Cette instrumentalisation du passé ne doit pas interdire pour autant de recourir au mot golpe, qui signifie, en portugais, à la fois « coup d’État » et « coup fourré », et décrit assez fidèlement, avec ses deux nuances, la séquence qui s’est déroulée en 2016 à Brasilia. S’il y a bien eu coup d’État contre Dilma Rousseff, indépendamment de toute référence à avril 1964, c’est d’abord que le bien-fondé des accusations de « crimes de responsabilité », définis à l’article 85 de la constitution et imputés à la présidente, est toujours controversé et que sa culpabilité n’a pas été clairement établie. La procédure contre Dilma Rousseff a reposé sur le fait que la présidente aurait tardé à transférer au Banco do Brasil les subventions destinées au secteur agricole, afin de masquer la réalité du déficit des comptes publics. Ce procédé, vulgairement appelé « coups de pédales », a été utilisé par ses prédécesseurs, et continue à l’être couramment par des gouverneurs et des maires. La présidente a également engagé, en signant 4 décrets, des dépenses excédant le plafond de la loi de finances votée par le Congrès, ce qui a constitué le chef d’accusation le plus solide d’un point de vue formel. La coresponsabilité du vice-président Michel Temer, parfois cosignataire des actes jugés délictueux, a été écartée par le président de la Chambre des députés, auquel la constitution confère un rôle déterminant dans le processus de destitution.
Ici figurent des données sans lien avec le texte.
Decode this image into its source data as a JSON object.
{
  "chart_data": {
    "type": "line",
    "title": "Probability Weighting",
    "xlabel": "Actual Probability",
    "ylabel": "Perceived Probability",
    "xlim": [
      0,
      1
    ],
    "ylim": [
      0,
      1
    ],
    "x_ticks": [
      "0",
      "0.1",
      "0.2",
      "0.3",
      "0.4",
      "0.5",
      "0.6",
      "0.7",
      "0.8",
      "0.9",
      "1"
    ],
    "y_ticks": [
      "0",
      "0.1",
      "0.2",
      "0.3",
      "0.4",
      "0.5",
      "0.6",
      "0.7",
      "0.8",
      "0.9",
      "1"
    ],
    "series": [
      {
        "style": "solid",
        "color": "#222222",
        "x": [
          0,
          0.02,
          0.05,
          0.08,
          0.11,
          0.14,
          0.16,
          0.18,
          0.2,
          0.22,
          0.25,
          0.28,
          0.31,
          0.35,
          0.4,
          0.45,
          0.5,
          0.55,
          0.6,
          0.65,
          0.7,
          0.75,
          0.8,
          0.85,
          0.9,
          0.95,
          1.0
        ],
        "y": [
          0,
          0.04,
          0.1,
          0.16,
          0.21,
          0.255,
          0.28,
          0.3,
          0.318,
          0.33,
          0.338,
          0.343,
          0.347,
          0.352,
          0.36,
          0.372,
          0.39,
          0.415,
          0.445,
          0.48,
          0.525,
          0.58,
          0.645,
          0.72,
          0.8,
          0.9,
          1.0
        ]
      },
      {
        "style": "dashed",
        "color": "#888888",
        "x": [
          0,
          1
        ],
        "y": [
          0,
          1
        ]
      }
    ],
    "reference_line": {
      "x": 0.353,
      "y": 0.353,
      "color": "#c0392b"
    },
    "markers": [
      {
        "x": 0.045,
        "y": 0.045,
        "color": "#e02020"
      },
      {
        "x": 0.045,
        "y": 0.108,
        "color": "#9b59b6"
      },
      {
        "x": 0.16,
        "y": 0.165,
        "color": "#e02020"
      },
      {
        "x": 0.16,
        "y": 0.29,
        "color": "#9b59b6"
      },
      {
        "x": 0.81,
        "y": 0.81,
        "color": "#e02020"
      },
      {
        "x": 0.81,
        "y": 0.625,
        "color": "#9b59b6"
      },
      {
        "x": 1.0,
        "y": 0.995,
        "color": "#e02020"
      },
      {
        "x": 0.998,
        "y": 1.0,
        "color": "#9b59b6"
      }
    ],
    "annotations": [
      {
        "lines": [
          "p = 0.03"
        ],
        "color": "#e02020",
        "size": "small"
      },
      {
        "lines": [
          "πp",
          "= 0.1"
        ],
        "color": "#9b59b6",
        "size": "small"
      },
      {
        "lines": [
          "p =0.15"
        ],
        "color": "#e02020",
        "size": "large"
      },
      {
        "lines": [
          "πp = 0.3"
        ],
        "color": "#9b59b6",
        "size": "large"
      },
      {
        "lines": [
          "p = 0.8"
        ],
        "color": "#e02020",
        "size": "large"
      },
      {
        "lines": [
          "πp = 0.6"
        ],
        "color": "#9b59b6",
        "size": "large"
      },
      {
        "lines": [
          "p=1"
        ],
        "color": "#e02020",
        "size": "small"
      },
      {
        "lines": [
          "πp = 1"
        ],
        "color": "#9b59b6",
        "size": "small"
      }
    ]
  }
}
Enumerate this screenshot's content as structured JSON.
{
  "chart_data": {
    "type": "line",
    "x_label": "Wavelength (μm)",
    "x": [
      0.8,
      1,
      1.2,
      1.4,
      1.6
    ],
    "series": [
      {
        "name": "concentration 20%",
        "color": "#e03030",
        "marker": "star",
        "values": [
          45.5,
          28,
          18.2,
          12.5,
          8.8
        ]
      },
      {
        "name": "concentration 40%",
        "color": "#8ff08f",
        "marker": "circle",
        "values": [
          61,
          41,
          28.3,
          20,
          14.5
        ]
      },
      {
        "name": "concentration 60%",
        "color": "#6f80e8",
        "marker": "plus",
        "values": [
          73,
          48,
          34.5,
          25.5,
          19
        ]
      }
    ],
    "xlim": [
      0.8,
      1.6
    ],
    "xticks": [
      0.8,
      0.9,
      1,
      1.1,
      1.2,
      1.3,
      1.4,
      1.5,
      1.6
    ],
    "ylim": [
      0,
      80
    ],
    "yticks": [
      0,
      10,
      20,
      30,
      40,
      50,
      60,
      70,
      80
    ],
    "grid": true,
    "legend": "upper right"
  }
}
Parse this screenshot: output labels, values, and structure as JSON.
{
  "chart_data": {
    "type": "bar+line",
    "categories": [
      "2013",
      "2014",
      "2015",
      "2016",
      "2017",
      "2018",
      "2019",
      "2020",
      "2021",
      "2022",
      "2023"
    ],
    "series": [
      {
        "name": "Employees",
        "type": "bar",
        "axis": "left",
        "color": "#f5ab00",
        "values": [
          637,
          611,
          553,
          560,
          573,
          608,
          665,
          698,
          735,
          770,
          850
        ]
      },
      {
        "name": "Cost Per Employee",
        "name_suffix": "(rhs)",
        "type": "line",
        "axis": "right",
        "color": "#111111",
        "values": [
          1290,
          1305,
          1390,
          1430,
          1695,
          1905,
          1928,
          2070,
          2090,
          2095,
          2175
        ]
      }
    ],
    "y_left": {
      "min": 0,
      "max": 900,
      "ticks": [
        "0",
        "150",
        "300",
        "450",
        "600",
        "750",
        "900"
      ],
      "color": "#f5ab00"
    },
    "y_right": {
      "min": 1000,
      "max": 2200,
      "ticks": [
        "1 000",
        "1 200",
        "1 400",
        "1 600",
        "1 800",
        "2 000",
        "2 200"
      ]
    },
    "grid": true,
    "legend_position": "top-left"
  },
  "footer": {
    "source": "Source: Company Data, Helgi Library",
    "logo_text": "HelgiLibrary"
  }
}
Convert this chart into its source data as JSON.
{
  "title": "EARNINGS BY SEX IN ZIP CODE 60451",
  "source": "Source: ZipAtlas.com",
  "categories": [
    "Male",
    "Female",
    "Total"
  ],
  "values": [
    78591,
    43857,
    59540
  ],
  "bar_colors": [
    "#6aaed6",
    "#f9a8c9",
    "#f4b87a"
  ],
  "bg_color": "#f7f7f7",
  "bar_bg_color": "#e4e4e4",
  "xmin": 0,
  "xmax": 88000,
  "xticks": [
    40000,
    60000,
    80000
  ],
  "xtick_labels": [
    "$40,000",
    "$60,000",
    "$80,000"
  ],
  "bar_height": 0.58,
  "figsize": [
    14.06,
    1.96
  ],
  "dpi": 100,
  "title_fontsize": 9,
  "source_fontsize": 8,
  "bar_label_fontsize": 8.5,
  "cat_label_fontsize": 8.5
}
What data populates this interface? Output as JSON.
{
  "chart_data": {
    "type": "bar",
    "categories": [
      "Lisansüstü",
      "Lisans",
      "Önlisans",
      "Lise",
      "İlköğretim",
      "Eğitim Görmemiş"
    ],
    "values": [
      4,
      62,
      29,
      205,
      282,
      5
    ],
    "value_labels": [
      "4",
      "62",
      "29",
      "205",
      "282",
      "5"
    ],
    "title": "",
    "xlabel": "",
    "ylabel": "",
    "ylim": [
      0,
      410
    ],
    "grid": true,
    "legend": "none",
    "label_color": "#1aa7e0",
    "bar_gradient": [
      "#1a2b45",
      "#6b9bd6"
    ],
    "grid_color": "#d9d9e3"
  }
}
La ligne de défense de la présidente et de ses avocats n’a jamais varié. Celle-ci n’a pas cessé d’affirmer qu’elle n’avait commis aucun crime de responsabilité, qu’elle était jugée « pour l’ensemble de son œuvre » et que le seul juge légitime en la matière était le peuple souverain, que le Congrès bafouait les 54 millions de voix qui l’avaient réélue à la présidence de la République. Il est vrai que les débats parlementaires, à la Chambre et dans une moindre mesure au Sénat, ont marginalement porté sur les chefs d’accusation ouvrant la voie à la destitution. Les griefs formulés contre Dilma Rousseff par la représentation nationale ont moins concerné les pedaladas que la situation économique, le taux alarmant de chômage, l’incompétence supposée de la présidente, la corruption, toutes accusations qui relèvent d’autres instances que du Congrès national.

Il ne fait guère de doute que la destitution a reposé sur des prétextes. Temer lui-même, point avare de lapsus et d’actes manqués, limitait sciemment les voyages de la présidente mise à l’écart pour éviter qu’elle ne dénonce « le coup d’État » (sic). Un an plus tard, il confie benoîtement, lors d’un entretien télévisé, que si Dilma Rousseff avait couvert le président de la Chambre des députés Eduardo Cunha, elle serait toujours au Planalto (palais présidentiel).

Manifestation de soutien à Dilma Rousseff, Rio, 17 avril 2016
Armelle Anders

À partir du moment où le PMDB a pris la décision de rompre l’alliance gouvernementale avec le PT et de renverser Dilma Rousseff, apparemment à la fin 2015, le sort de la présidente était scellé. Les arguties juridiques étaient de pure forme et le « rituel de l’impeachment », qui a souvent pris une tournure « grandguignolesque » selon un ancien président de la Cour Suprême, ne faisait qu’habiller de légalité la prise du pouvoir par une nouvelle coalition gouvernementale, formée du PMDB et de l’ancienne opposition de droite, néo-libérale (PSDB) et conservatrice (DEM). C’est là une différence majeure avec la chute de Fernando Collor en 1992 : le PT, alors principal parti d’opposition, avait soutenu la procédure d’impeachment, mais refusé de participer à une coalition d’ « union nationale ». Le nouveau gouvernement, pour sa part, ne s’était pas mis à appliquer le programme du PT, battu aux élections de 1989. Or Michel Temer a immédiatement mis en œuvre le programme du PSDB – privatisations, gel des dépenses publiques pendant 20 ans, démantèlement du code du travail (Consolidação das Leis do Tabalho, datant de 1943) et réforme drastique des retraites –, défait en 2014 et proche de la puissante association patronale de São Paulo, très active dans la déstabilisation de Dilma Rousseff. Le ralliement de cette formation est indispensable à la survie de la présidence Temer. Sur le plan sociétal, le nouveau gouvernement donne des gages à la droite la plus conservatrice, notamment aux différents lobbys évangéliques.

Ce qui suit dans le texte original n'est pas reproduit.